A huascarán no entra cualquiera; para poder ingresar debes estar apadrinado por alguien; en mi caso se trata de un intimo amigo, el cual, por azares del destino hoy es asiduo concurrente, pero esa ya es otra historia. Al entrar con el auto, las miradas envolventes comienzan con su escrutinio inquisidor; los soldados del barrio, casi uniformados con zapatillas nike, gorras y las chuzeadas de rigor observan con desconfianza. Al ver al conductor se dan cuenta que es un miembro más del barrio.
Broncano sube al auto, nos dirigimos a José Gálvez, un lugar descampado cerca de la vía expresa que sirve de refugio para aquellos que gustan escapar de la realidad mediante pacos, quetes, o algún tipo de pegamento industrial (tercoal).

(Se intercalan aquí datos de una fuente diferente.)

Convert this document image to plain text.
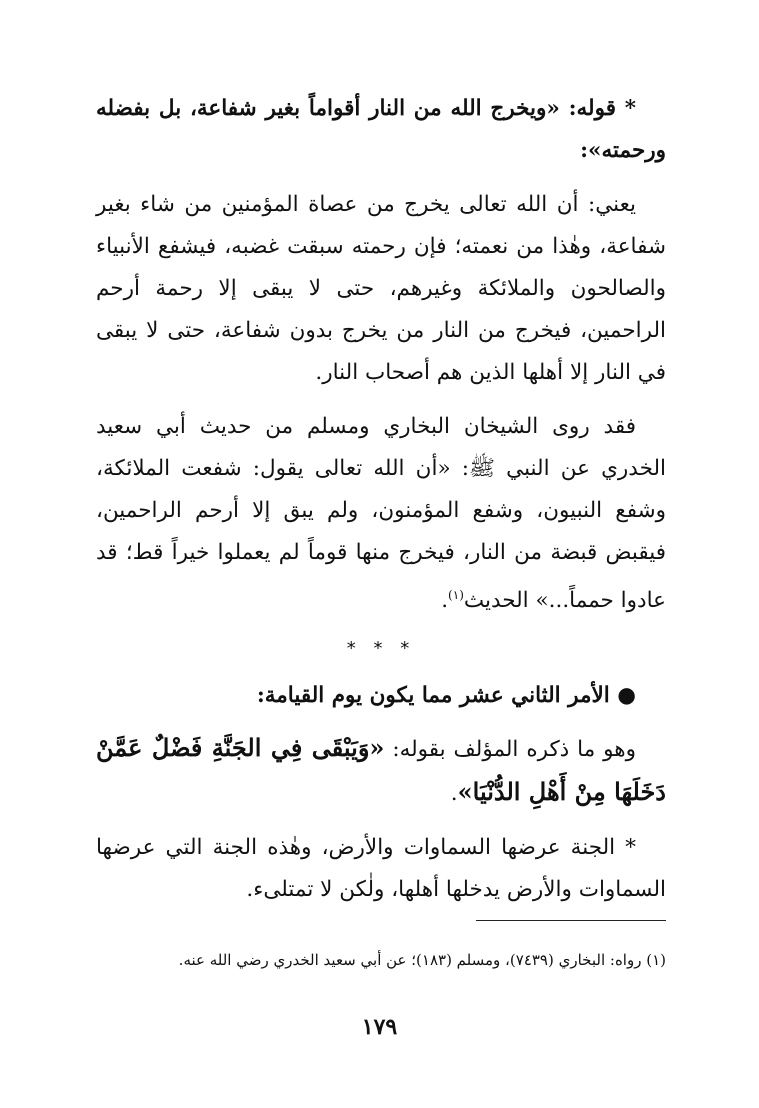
* قوله: «ويخرج الله من النار أقواماً بغير شفاعة، بل بفضله ورحمته»:

يعني: أن الله تعالى يخرج من عصاة المؤمنين من شاء بغير شفاعة، وهٰذا من نعمته؛ فإن رحمته سبقت غضبه، فيشفع الأنبياء والصالحون والملائكة وغيرهم، حتى لا يبقى إلا رحمة أرحم الراحمين، فيخرج من النار من يخرج بدون شفاعة، حتى لا يبقى في النار إلا أهلها الذين هم أصحاب النار.

فقد روى الشيخان البخاري ومسلم من حديث أبي سعيد الخدري عن النبي ﷺ: «أن الله تعالى يقول: شفعت الملائكة، وشفع النبيون، وشفع المؤمنون، ولم يبق إلا أرحم الراحمين، فيقبض قبضة من النار، فيخرج منها قوماً لم يعملوا خيراً قط؛ قد عادوا حمماً...» الحديث$^{(١)}$.

* * *

● الأمر الثاني عشر مما يكون يوم القيامة:

وهو ما ذكره المؤلف بقوله: «وَيَبْقَى فِي الجَنَّةِ فَضْلٌ عَمَّنْ دَخَلَهَا مِنْ أَهْلِ الدُّنْيَا».

* الجنة عرضها السماوات والأرض، وهٰذه الجنة التي عرضها السماوات والأرض يدخلها أهلها، ولٰكن لا تمتلىء.

(١) رواه: البخاري (٧٤٣٩)، ومسلم (١٨٣)؛ عن أبي سعيد الخدري رضي الله عنه.
١٧٩
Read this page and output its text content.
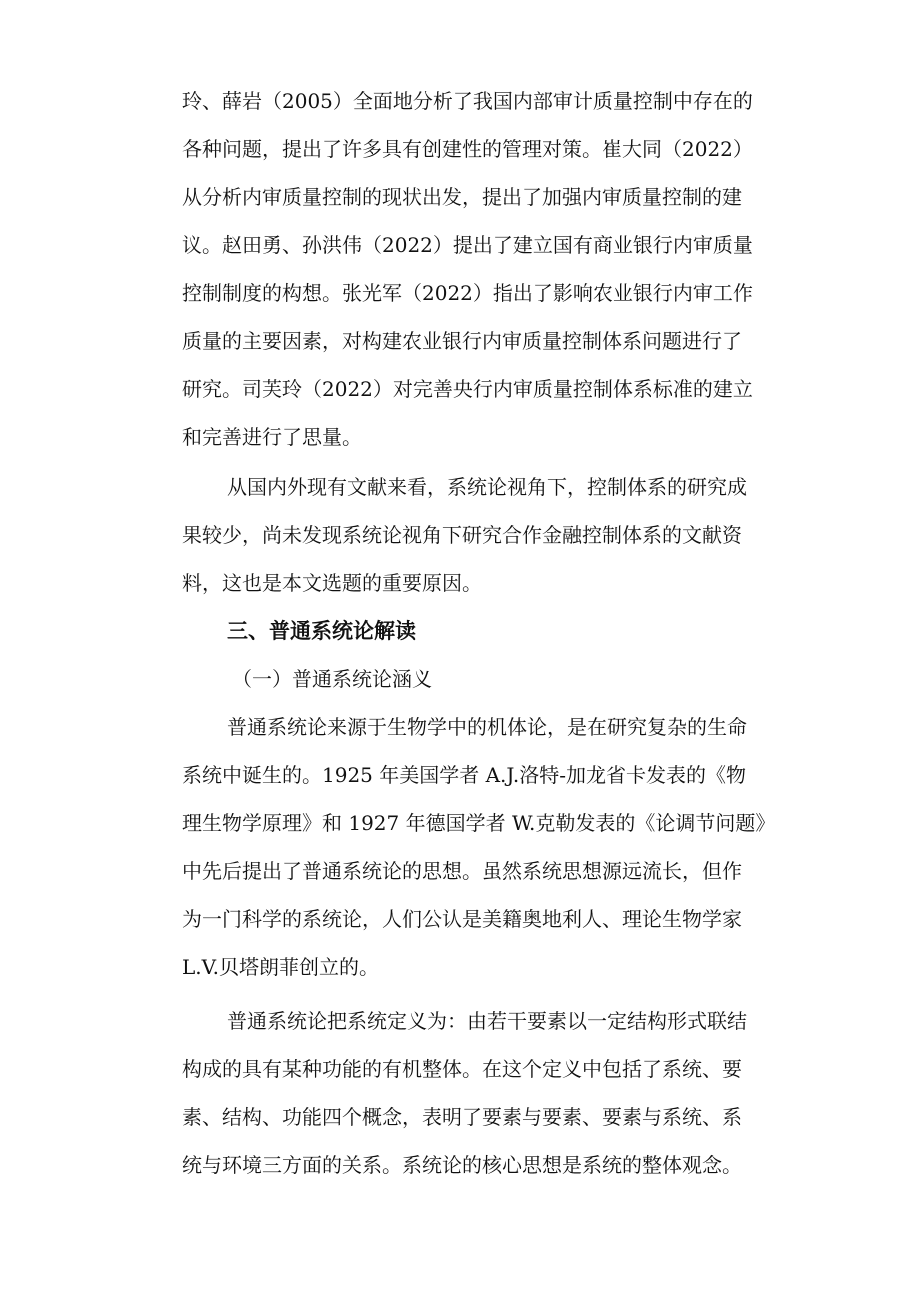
玲、薛岩（2005）全面地分析了我国内部审计质量控制中存在的
各种问题，提出了许多具有创建性的管理对策。崔大同（2022）
从分析内审质量控制的现状出发，提出了加强内审质量控制的建
议。赵田勇、孙洪伟（2022）提出了建立国有商业银行内审质量
控制制度的构想。张光军（2022）指出了影响农业银行内审工作
质量的主要因素，对构建农业银行内审质量控制体系问题进行了
研究。司芙玲（2022）对完善央行内审质量控制体系标准的建立
和完善进行了思量。
从国内外现有文献来看，系统论视角下，控制体系的研究成
果较少，尚未发现系统论视角下研究合作金融控制体系的文献资
料，这也是本文选题的重要原因。
三、普通系统论解读
（一）普通系统论涵义
普通系统论来源于生物学中的机体论，是在研究复杂的生命
系统中诞生的。1925 年美国学者 A.J.洛特-加龙省卡发表的《物
理生物学原理》和 1927 年德国学者 W.克勒发表的《论调节问题》
中先后提出了普通系统论的思想。虽然系统思想源远流长，但作
为一门科学的系统论，人们公认是美籍奥地利人、理论生物学家
L.V.贝塔朗菲创立的。
普通系统论把系统定义为：由若干要素以一定结构形式联结
构成的具有某种功能的有机整体。在这个定义中包括了系统、要
素、结构、功能四个概念，表明了要素与要素、要素与系统、系
统与环境三方面的关系。系统论的核心思想是系统的整体观念。
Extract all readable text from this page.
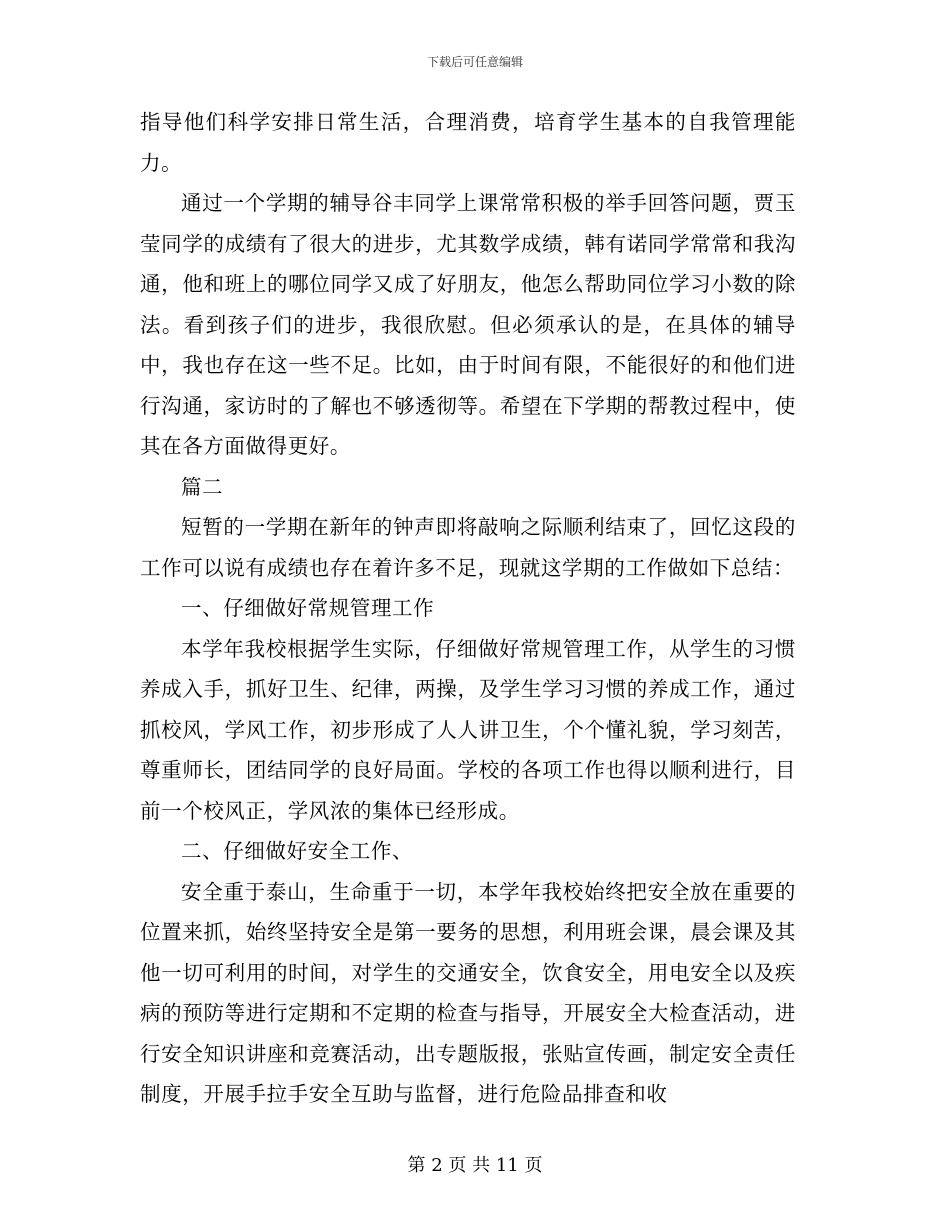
下载后可任意编辑

指导他们科学安排日常生活，合理消费，培育学生基本的自我管理能力。

通过一个学期的辅导谷丰同学上课常常积极的举手回答问题，贾玉莹同学的成绩有了很大的进步，尤其数学成绩，韩有诺同学常常和我沟通，他和班上的哪位同学又成了好朋友，他怎么帮助同位学习小数的除法。看到孩子们的进步，我很欣慰。但必须承认的是，在具体的辅导中，我也存在这一些不足。比如，由于时间有限，不能很好的和他们进行沟通，家访时的了解也不够透彻等。希望在下学期的帮教过程中，使其在各方面做得更好。

篇二

短暂的一学期在新年的钟声即将敲响之际顺利结束了，回忆这段的工作可以说有成绩也存在着许多不足，现就这学期的工作做如下总结：

一、仔细做好常规管理工作

本学年我校根据学生实际，仔细做好常规管理工作，从学生的习惯养成入手，抓好卫生、纪律，两操，及学生学习习惯的养成工作，通过抓校风，学风工作，初步形成了人人讲卫生，个个懂礼貌，学习刻苦，尊重师长，团结同学的良好局面。学校的各项工作也得以顺利进行，目前一个校风正，学风浓的集体已经形成。

二、仔细做好安全工作、

安全重于泰山，生命重于一切，本学年我校始终把安全放在重要的位置来抓，始终坚持安全是第一要务的思想，利用班会课，晨会课及其他一切可利用的时间，对学生的交通安全，饮食安全，用电安全以及疾病的预防等进行定期和不定期的检查与指导，开展安全大检查活动，进行安全知识讲座和竞赛活动，出专题版报，张贴宣传画，制定安全责任制度，开展手拉手安全互助与监督，进行危险品排查和收

第 2 页 共 11 页
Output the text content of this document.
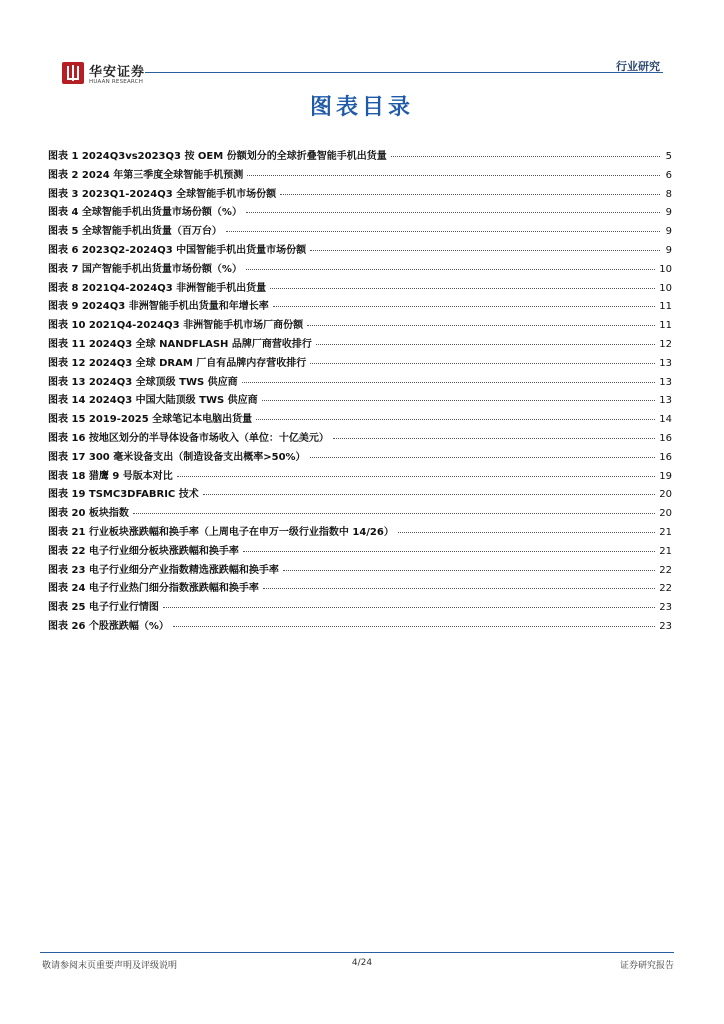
华安证券
HUAAN RESEARCH
行业研究
图表目录
图表 1 2024Q3vs2023Q3 按 OEM 份额划分的全球折叠智能手机出货量	5
图表 2 2024 年第三季度全球智能手机预测	6
图表 3 2023Q1-2024Q3 全球智能手机市场份额	8
图表 4 全球智能手机出货量市场份额（%）	9
图表 5 全球智能手机出货量（百万台）	9
图表 6 2023Q2-2024Q3 中国智能手机出货量市场份额	9
图表 7 国产智能手机出货量市场份额（%）	10
图表 8 2021Q4-2024Q3 非洲智能手机出货量	10
图表 9 2024Q3 非洲智能手机出货量和年增长率	11
图表 10 2021Q4-2024Q3 非洲智能手机市场厂商份额	11
图表 11 2024Q3 全球 NANDFLASH 品牌厂商营收排行	12
图表 12 2024Q3 全球 DRAM 厂自有品牌内存营收排行	13
图表 13 2024Q3 全球顶级 TWS 供应商	13
图表 14 2024Q3 中国大陆顶级 TWS 供应商	13
图表 15 2019-2025 全球笔记本电脑出货量	14
图表 16 按地区划分的半导体设备市场收入（单位：十亿美元）	16
图表 17 300 毫米设备支出（制造设备支出概率>50%）	16
图表 18 猎鹰 9 号版本对比	19
图表 19 TSMC3DFABRIC 技术	20
图表 20 板块指数	20
图表 21 行业板块涨跌幅和换手率（上周电子在申万一级行业指数中 14/26）	21
图表 22 电子行业细分板块涨跌幅和换手率	21
图表 23 电子行业细分产业指数精选涨跌幅和换手率	22
图表 24 电子行业热门细分指数涨跌幅和换手率	22
图表 25 电子行业行情图	23
图表 26 个股涨跌幅（%）	23
敬请参阅末页重要声明及评级说明	4/24	证券研究报告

Al llegar al lugar de la entrevista esta se da inmediatamente; preguntas directas y cortas salen de la boca desdentada del retirado boxeador. Como si de jabs, ganchos y uppercuts se tratase, va afirmando, desmintiendo y desmitificando algunas de mis preguntas.
Finalmente lo llevo de regreso a su refugio, el callejón del cual, hace muchos años, salió con la esperanza de ser grande, alcanzar un título mundial, y tal vez convertirse en motivo de orgullo nacional. Lamentablemente este regreso es definitivo; sus sueños siguen ahí, pero él sabe bien que ahora son inalcanzables.